New business partnerships can be really exciting and it is easy to get caught up in a great business idea and want to just hit the ground running. But like most relationships there is a honeymoon period, and once that time is up, the differences between you and your partner can become more obvious and slow down or bring your progress to a screeching halt. So for this reason, I think that it is imperative that every business partnership begin with a solid legal contract that will protect all parties involved and give them a way to dissolve the partnership should the need arise.
Here are the things that a partnership agreement should include:
1. What happens if one of the principals of the partnership dies or becomes disabled?
No one wants to think about this, but it happens. And you want to be prepared. This is usually handled by a buy-sell clause that is funded with a life insurance policy, but consult with your lawyer for more options. If someone becomes disabled and is no longer able to contribute to the business, what is your plan of action in that scenario? Discuss your options and get it documented.
2. What happens if you have a conflict that can not be resolved?

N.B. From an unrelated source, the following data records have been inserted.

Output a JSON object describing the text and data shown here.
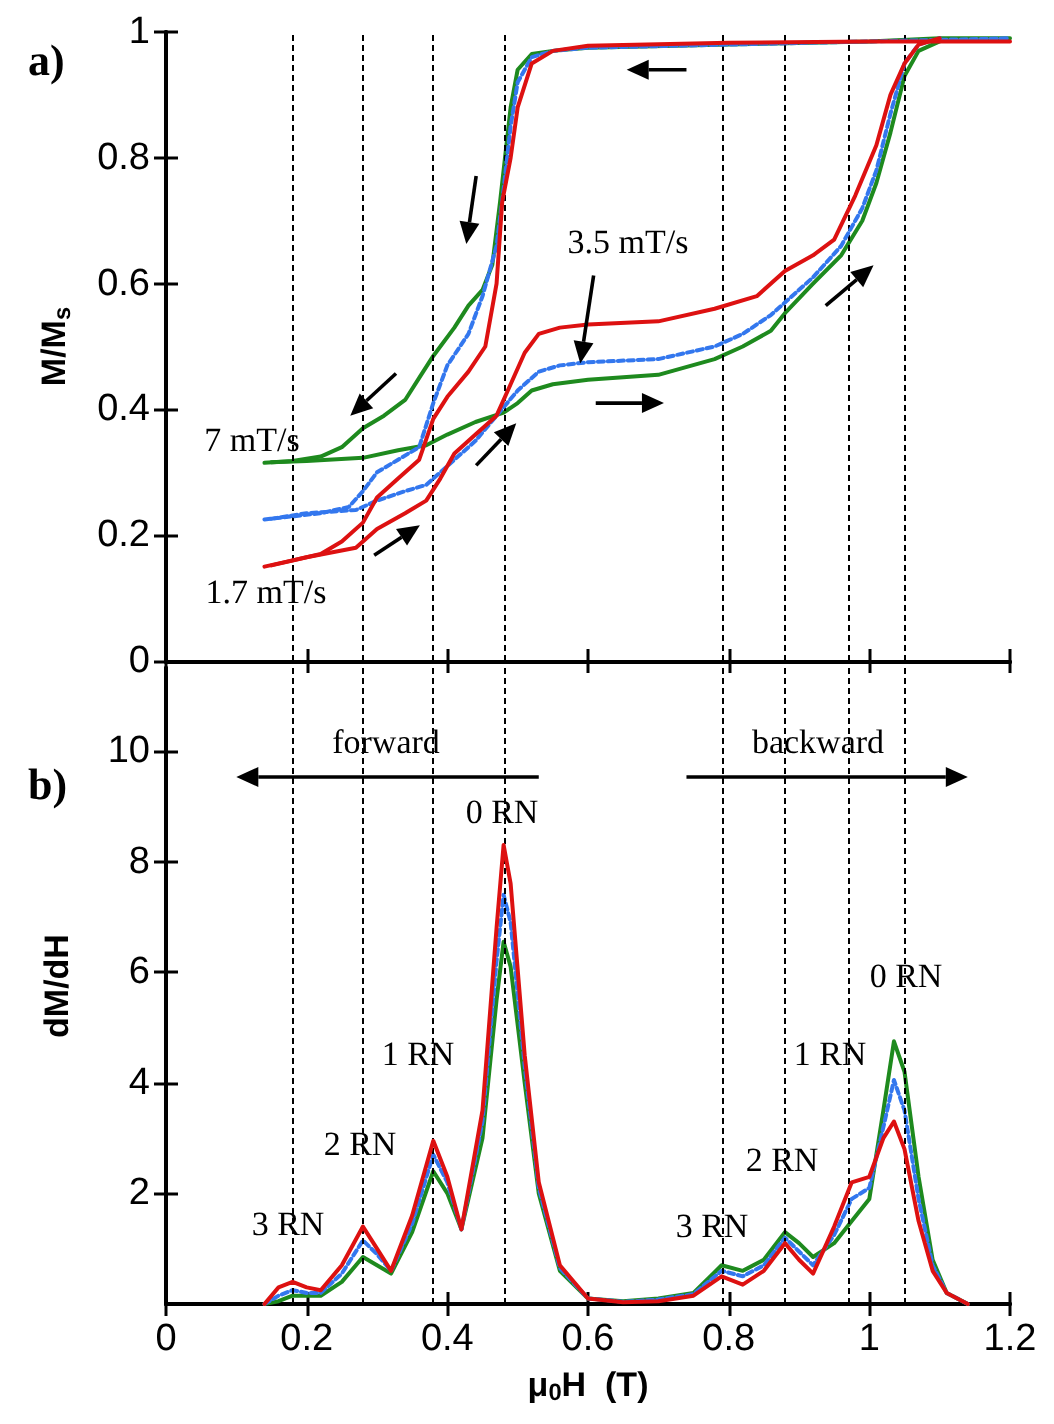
{
  "chart_data": [
    {
      "type": "line",
      "ylabel": "M/M$_{s}$",
      "xlim": [
        0,
        1.2
      ],
      "xticks": [
        0,
        0.2,
        0.4,
        0.6,
        0.8,
        1,
        1.2
      ],
      "ylim": [
        0,
        1
      ],
      "yticks": [
        0,
        0.2,
        0.4,
        0.6,
        0.8,
        1
      ],
      "tick_labels": "y",
      "series": [
        {
          "color": "#1e8a1e",
          "line_style": "solid",
          "x": [
            0.14,
            0.18,
            0.22,
            0.25,
            0.28,
            0.31,
            0.34,
            0.36,
            0.38,
            0.41,
            0.43,
            0.45,
            0.464,
            0.475,
            0.49,
            0.5,
            0.52,
            0.55,
            0.6,
            0.8,
            1.0,
            1.1,
            1.2
          ],
          "values": [
            0.315,
            0.318,
            0.325,
            0.34,
            0.37,
            0.39,
            0.415,
            0.45,
            0.485,
            0.53,
            0.565,
            0.59,
            0.63,
            0.73,
            0.88,
            0.94,
            0.965,
            0.97,
            0.975,
            0.98,
            0.985,
            0.99,
            0.99
          ]
        },
        {
          "color": "#1e8a1e",
          "line_style": "solid",
          "x": [
            0.15,
            0.2,
            0.28,
            0.33,
            0.37,
            0.4,
            0.44,
            0.48,
            0.5,
            0.52,
            0.55,
            0.6,
            0.7,
            0.78,
            0.82,
            0.86,
            0.88,
            0.92,
            0.96,
            0.99,
            1.01,
            1.03,
            1.05,
            1.07,
            1.1
          ],
          "values": [
            0.316,
            0.318,
            0.323,
            0.335,
            0.343,
            0.36,
            0.38,
            0.395,
            0.41,
            0.43,
            0.44,
            0.447,
            0.455,
            0.48,
            0.5,
            0.525,
            0.553,
            0.6,
            0.645,
            0.7,
            0.76,
            0.84,
            0.93,
            0.97,
            0.985
          ]
        },
        {
          "color": "#3377ee",
          "line_style": "dashed",
          "x": [
            0.14,
            0.18,
            0.22,
            0.26,
            0.28,
            0.3,
            0.33,
            0.36,
            0.38,
            0.4,
            0.43,
            0.45,
            0.47,
            0.48,
            0.49,
            0.5,
            0.52,
            0.55,
            0.6,
            0.8,
            1.0,
            1.2
          ],
          "values": [
            0.225,
            0.23,
            0.235,
            0.245,
            0.27,
            0.3,
            0.32,
            0.34,
            0.41,
            0.47,
            0.52,
            0.58,
            0.66,
            0.75,
            0.85,
            0.92,
            0.96,
            0.97,
            0.975,
            0.98,
            0.985,
            0.99
          ]
        },
        {
          "color": "#3377ee",
          "line_style": "dashed",
          "x": [
            0.15,
            0.2,
            0.27,
            0.3,
            0.34,
            0.37,
            0.4,
            0.44,
            0.47,
            0.5,
            0.53,
            0.56,
            0.6,
            0.7,
            0.78,
            0.82,
            0.86,
            0.88,
            0.92,
            0.96,
            0.99,
            1.01,
            1.03,
            1.05,
            1.07,
            1.1
          ],
          "values": [
            0.226,
            0.235,
            0.24,
            0.255,
            0.27,
            0.28,
            0.31,
            0.35,
            0.39,
            0.43,
            0.46,
            0.47,
            0.475,
            0.48,
            0.5,
            0.52,
            0.55,
            0.57,
            0.61,
            0.66,
            0.72,
            0.78,
            0.87,
            0.95,
            0.98,
            0.99
          ]
        },
        {
          "color": "#dd1111",
          "line_style": "solid",
          "x": [
            0.14,
            0.18,
            0.22,
            0.25,
            0.28,
            0.3,
            0.33,
            0.36,
            0.38,
            0.4,
            0.43,
            0.454,
            0.47,
            0.478,
            0.49,
            0.5,
            0.52,
            0.55,
            0.6,
            0.8,
            1.0,
            1.2
          ],
          "values": [
            0.15,
            0.16,
            0.17,
            0.19,
            0.22,
            0.26,
            0.29,
            0.32,
            0.385,
            0.42,
            0.46,
            0.5,
            0.6,
            0.73,
            0.8,
            0.88,
            0.95,
            0.97,
            0.978,
            0.983,
            0.985,
            0.985
          ]
        },
        {
          "color": "#dd1111",
          "line_style": "solid",
          "x": [
            0.15,
            0.2,
            0.27,
            0.3,
            0.34,
            0.37,
            0.39,
            0.41,
            0.44,
            0.47,
            0.49,
            0.51,
            0.53,
            0.56,
            0.6,
            0.7,
            0.78,
            0.84,
            0.88,
            0.92,
            0.95,
            0.98,
            1.01,
            1.03,
            1.05,
            1.07,
            1.1
          ],
          "values": [
            0.152,
            0.165,
            0.18,
            0.21,
            0.235,
            0.255,
            0.29,
            0.33,
            0.36,
            0.39,
            0.44,
            0.49,
            0.52,
            0.53,
            0.535,
            0.54,
            0.56,
            0.58,
            0.62,
            0.645,
            0.67,
            0.74,
            0.82,
            0.9,
            0.95,
            0.98,
            0.99
          ]
        }
      ],
      "ref_lines": [
        {
          "axis": "x",
          "value": 0.18,
          "color": "#000000",
          "line_style": "dashed"
        },
        {
          "axis": "x",
          "value": 0.28,
          "color": "#000000",
          "line_style": "dashed"
        },
        {
          "axis": "x",
          "value": 0.38,
          "color": "#000000",
          "line_style": "dashed"
        },
        {
          "axis": "x",
          "value": 0.48,
          "color": "#000000",
          "line_style": "dashed"
        },
        {
          "axis": "x",
          "value": 0.79,
          "color": "#000000",
          "line_style": "dashed"
        },
        {
          "axis": "x",
          "value": 0.88,
          "color": "#000000",
          "line_style": "dashed"
        },
        {
          "axis": "x",
          "value": 0.97,
          "color": "#000000",
          "line_style": "dashed"
        },
        {
          "axis": "x",
          "value": 1.05,
          "color": "#000000",
          "line_style": "dashed"
        }
      ],
      "annotations": [
        "a)",
        "7 mT/s",
        "1.7 mT/s",
        "3.5 mT/s"
      ]
    },
    {
      "type": "line",
      "ylabel": "dM/dH",
      "xlabel": "μ$_{0}$H  (T)",
      "xlim": [
        0,
        1.2
      ],
      "xticks": [
        0,
        0.2,
        0.4,
        0.6,
        0.8,
        1,
        1.2
      ],
      "ylim": [
        0,
        11.5
      ],
      "yticks": [
        2,
        4,
        6,
        8,
        10
      ],
      "series": [
        {
          "color": "#1e8a1e",
          "line_style": "solid",
          "x": [
            0.14,
            0.16,
            0.18,
            0.2,
            0.22,
            0.25,
            0.28,
            0.3,
            0.32,
            0.35,
            0.38,
            0.4,
            0.42,
            0.45,
            0.47,
            0.48,
            0.49,
            0.51,
            0.53,
            0.56,
            0.6,
            0.65,
            0.7,
            0.75,
            0.79,
            0.82,
            0.85,
            0.88,
            0.9,
            0.92,
            0.95,
            0.975,
            1.0,
            1.02,
            1.035,
            1.05,
            1.07,
            1.09,
            1.11,
            1.14
          ],
          "values": [
            0,
            0.05,
            0.15,
            0.15,
            0.15,
            0.4,
            0.85,
            0.7,
            0.55,
            1.3,
            2.4,
            2.0,
            1.35,
            3.0,
            5.5,
            6.55,
            6.1,
            4.0,
            2.0,
            0.6,
            0.1,
            0.05,
            0.1,
            0.2,
            0.7,
            0.6,
            0.8,
            1.3,
            1.1,
            0.85,
            1.1,
            1.5,
            1.9,
            3.5,
            4.75,
            4.2,
            2.3,
            0.8,
            0.2,
            0
          ]
        },
        {
          "color": "#3377ee",
          "line_style": "dashed",
          "x": [
            0.14,
            0.16,
            0.18,
            0.2,
            0.22,
            0.25,
            0.28,
            0.3,
            0.32,
            0.35,
            0.38,
            0.4,
            0.42,
            0.45,
            0.47,
            0.48,
            0.49,
            0.51,
            0.53,
            0.56,
            0.6,
            0.65,
            0.7,
            0.75,
            0.79,
            0.82,
            0.85,
            0.88,
            0.9,
            0.92,
            0.95,
            0.975,
            1.0,
            1.02,
            1.035,
            1.05,
            1.07,
            1.09,
            1.11,
            1.14
          ],
          "values": [
            0,
            0.15,
            0.25,
            0.2,
            0.2,
            0.55,
            1.15,
            0.9,
            0.6,
            1.45,
            2.7,
            2.2,
            1.35,
            3.3,
            6.2,
            7.4,
            6.9,
            4.3,
            2.1,
            0.65,
            0.1,
            0.04,
            0.08,
            0.18,
            0.6,
            0.5,
            0.7,
            1.2,
            0.95,
            0.7,
            1.25,
            1.9,
            2.1,
            3.2,
            4.05,
            3.5,
            1.9,
            0.7,
            0.2,
            0
          ]
        },
        {
          "color": "#dd1111",
          "line_style": "solid",
          "x": [
            0.14,
            0.16,
            0.18,
            0.2,
            0.22,
            0.25,
            0.28,
            0.3,
            0.32,
            0.35,
            0.38,
            0.4,
            0.42,
            0.45,
            0.47,
            0.48,
            0.49,
            0.51,
            0.53,
            0.56,
            0.6,
            0.65,
            0.7,
            0.75,
            0.79,
            0.82,
            0.85,
            0.88,
            0.9,
            0.92,
            0.95,
            0.975,
            1.0,
            1.02,
            1.035,
            1.05,
            1.07,
            1.09,
            1.11,
            1.14
          ],
          "values": [
            0,
            0.3,
            0.4,
            0.3,
            0.25,
            0.7,
            1.4,
            1.0,
            0.6,
            1.6,
            2.95,
            2.3,
            1.35,
            3.5,
            6.8,
            8.3,
            7.6,
            4.5,
            2.2,
            0.7,
            0.1,
            0.03,
            0.05,
            0.15,
            0.5,
            0.35,
            0.6,
            1.1,
            0.8,
            0.55,
            1.4,
            2.2,
            2.3,
            3.0,
            3.3,
            2.8,
            1.5,
            0.6,
            0.2,
            0
          ]
        }
      ],
      "ref_lines": [
        {
          "axis": "x",
          "value": 0.18,
          "color": "#000000",
          "line_style": "dashed"
        },
        {
          "axis": "x",
          "value": 0.28,
          "color": "#000000",
          "line_style": "dashed"
        },
        {
          "axis": "x",
          "value": 0.38,
          "color": "#000000",
          "line_style": "dashed"
        },
        {
          "axis": "x",
          "value": 0.48,
          "color": "#000000",
          "line_style": "dashed"
        },
        {
          "axis": "x",
          "value": 0.79,
          "color": "#000000",
          "line_style": "dashed"
        },
        {
          "axis": "x",
          "value": 0.88,
          "color": "#000000",
          "line_style": "dashed"
        },
        {
          "axis": "x",
          "value": 0.97,
          "color": "#000000",
          "line_style": "dashed"
        },
        {
          "axis": "x",
          "value": 1.05,
          "color": "#000000",
          "line_style": "dashed"
        }
      ],
      "annotations": [
        "b)",
        "forward",
        "backward",
        "3 RN",
        "2 RN",
        "1 RN",
        "0 RN",
        "3 RN",
        "2 RN",
        "1 RN",
        "0 RN"
      ]
    }
  ]
}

Disagreements are going to happen with any partnership, and if you do the legwork ahead of time to learn about each other’s conflict styles you should be able to come to a peaceful resolution on most things. But what happens if you disagree on a fundamentally important issue and can’t come to a resolution? Does one partner have the final say or at what point in the conflict do you exercise a buy-sell clause? If you discuss these issues when the partnership is on good terms, it will make things much easier down the road if things get heated.
3. What happens if one partner declares bankruptcy or gets divorced?
Will you have to take on that partner’s creditors or ex-spouse as your new partners? Usually in the case of bankruptcy the economic interest of the insolvent partner will revert back to the other partners, or at the very least, be strictly limited to the economic interest and not any voting or controlling rights. This protects members of the partnership. Again, discussing this and getting it in writing before it becomes an issue is much better than the alternative. In the same realm, discuss and put in writing what you plan to do should one or more partners get divorced. If their spouse get’s interest in the partnership as part of the divorce settlement, do you want them to be involved in your business? If that isn’t a scenario you want to play out, plan for it ahead of time.
Having a business partner can help your business grow faster than it could with just one person at the helm, but it is important to go through the best and worst case scenarios before entering into any partnership, regardless of how perfect you think it might be at the moment. With a little bit of planning the sky’s the limit.